Beans and legumes are a no-no on Pesach; hence, no peanut butter. I decided to try and make my own almond butter, so I shelled twenty almonds, at which point I grew tired of doing that and threw them all in the food processor. Maybe twenty almonds was not enough, because I wound up with almond meal, not almond butter. I didn’t want to burn out the motor on the food processor, so I just stopped. After a couple of days, I decided what to do with it:
Croutons! During the year, we have these soup croutons — AKA, “mandelen.” The word mandel means “almond” (which is why mandelbread goes by that name, even though these days it often has no almonds in it). There aren’t actually any almonds in the soup croutons, but my Pesach version obviously deserves its name! I mixed the almond meal with one egg white and popped it in the microwave for a minute to firm up. Then I diced the “omelet” and put the pieces in the broiler to darken / crisp up.
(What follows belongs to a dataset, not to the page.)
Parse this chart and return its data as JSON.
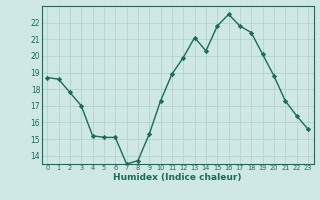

Apparently, I should have left them in there for longer, because they were too soft. You live, you learn, I guess.
And, of course, what’s a post without some mention of internal conflict? This time, it was spurred by this:
Times four. Which is actually about a third of the “recommended serving size,” which doesn’t make any sense to me… but then again, I’m not a chocoholic. I don’t dislike chocolate, but it’s not something I feel like I need to have; I can take it or leave it. So I don’t understand why I feel so inexplicably guilty over this.
Dark chocolate is supposedly good for you, right?! … I don’t know, maybe it’s because chocolate in general is associated with decadence or indulgence. Obviously a big “no-no.”
Still stagnating on this stupid project. I am sure I will regret this — it won’t get itself done, after all — but even thinking about it makes me want to scream. Or go to sleep.
Have a lovely Sunday.
“I am fond of pigs. Dogs look up to us. Cats look down on us. Pigs treat us as equals.”
(It is difficult. But I will refrain from adding commentary here.)